We had another adventure finding our hotel (this time a “Map-O-Rama” screw-up) – but finally got to Hotel Normandie in Evreux just at sunset. This is a comfortable place – not fancy, but with character (especially the heavily beamed old bar and lobby). Paul opted for a nap and I headed out on foot for a “mission” – a walk to the closest “Supermarche” (Supermarket) to buy pates, etc. for Christmas gifts. The woman at the reception desk suggested I drive since it was on the road out of town – but we must have mis-communicated on the distance….. So after a “marathon marche” of > 2 miles (past the next town!) I finally found it – then faced another 50 minutes hike lugging my purchases back to the hotel – just in time for a quick clean up before heading to dinner.
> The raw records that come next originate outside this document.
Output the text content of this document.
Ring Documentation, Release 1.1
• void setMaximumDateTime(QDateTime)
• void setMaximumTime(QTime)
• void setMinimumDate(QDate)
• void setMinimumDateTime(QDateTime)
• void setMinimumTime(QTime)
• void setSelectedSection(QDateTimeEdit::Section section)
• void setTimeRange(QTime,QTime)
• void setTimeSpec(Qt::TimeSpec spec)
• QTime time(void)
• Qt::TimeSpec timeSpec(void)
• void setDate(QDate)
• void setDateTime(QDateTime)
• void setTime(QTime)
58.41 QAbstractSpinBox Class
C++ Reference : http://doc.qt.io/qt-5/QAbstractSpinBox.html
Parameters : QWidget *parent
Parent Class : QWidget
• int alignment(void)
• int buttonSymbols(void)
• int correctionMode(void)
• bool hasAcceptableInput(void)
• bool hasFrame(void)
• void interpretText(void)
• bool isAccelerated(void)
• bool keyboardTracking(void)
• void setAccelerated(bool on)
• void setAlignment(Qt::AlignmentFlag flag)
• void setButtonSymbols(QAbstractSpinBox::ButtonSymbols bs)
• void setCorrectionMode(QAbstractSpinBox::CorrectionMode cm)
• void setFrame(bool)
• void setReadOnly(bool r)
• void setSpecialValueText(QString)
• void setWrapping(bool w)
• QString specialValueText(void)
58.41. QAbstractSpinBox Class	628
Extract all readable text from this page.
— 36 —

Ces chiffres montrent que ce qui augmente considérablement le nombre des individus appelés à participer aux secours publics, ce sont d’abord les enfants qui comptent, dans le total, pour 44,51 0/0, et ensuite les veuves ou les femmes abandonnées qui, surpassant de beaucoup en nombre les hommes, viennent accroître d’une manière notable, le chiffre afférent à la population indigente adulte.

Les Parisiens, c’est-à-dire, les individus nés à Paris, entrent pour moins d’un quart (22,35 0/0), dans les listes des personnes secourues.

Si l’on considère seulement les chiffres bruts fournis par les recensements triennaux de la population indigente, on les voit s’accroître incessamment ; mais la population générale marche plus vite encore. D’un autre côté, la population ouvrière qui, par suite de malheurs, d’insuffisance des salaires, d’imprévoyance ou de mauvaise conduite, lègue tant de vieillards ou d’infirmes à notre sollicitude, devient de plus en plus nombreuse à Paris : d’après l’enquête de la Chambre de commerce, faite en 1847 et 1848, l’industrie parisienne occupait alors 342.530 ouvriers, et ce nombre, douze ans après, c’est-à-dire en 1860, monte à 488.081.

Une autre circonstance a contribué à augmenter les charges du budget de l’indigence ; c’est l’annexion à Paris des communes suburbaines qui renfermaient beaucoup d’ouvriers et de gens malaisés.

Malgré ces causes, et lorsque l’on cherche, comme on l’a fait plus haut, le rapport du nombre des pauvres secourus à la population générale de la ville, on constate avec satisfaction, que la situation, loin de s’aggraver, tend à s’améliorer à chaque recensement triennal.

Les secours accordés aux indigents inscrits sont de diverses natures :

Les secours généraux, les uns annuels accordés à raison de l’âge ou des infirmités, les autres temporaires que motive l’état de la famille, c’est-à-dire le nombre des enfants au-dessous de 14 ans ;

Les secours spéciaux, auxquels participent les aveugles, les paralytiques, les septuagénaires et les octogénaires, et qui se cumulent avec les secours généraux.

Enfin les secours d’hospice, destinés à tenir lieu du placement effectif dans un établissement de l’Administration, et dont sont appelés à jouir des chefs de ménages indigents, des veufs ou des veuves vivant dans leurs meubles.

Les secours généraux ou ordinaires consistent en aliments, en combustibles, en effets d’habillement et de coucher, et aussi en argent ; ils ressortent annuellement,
Since it was a Monday night, we again had few restaurant choices in this rather small town, but spotted Le Taverna Mistre Kanter – a great spot with a huge and interesting menu. Paul ordered mussels again (“Normande” or a la crème, this time) and I opted for the 15 Euro Taverna Menu and chose 6 oysters on the half shell (smaller than in Maryland, but tasty -- served with lemon and red onions in vinegar), papilotte of salmon with julienne vegetables, and a wonderful dessert crepe, which we shared. Sleep came easily!
(12/9) After a light hotel breakfast (juice, yogurt, croissant, coffee), we headed toward Paris and the airport. The drive was a smooth one until we reached A-86 and were able to translate enough of the sign to realize that there was an accident ahead… Little did we know that the delay would take us 1 ½ hours to travel 20 km – but we finally got to the airport, returned the car and checked in with time to spare…. Whew! The flight home was long, but pleasant, after an exhausting whirlwind tour of a taste of Normandy.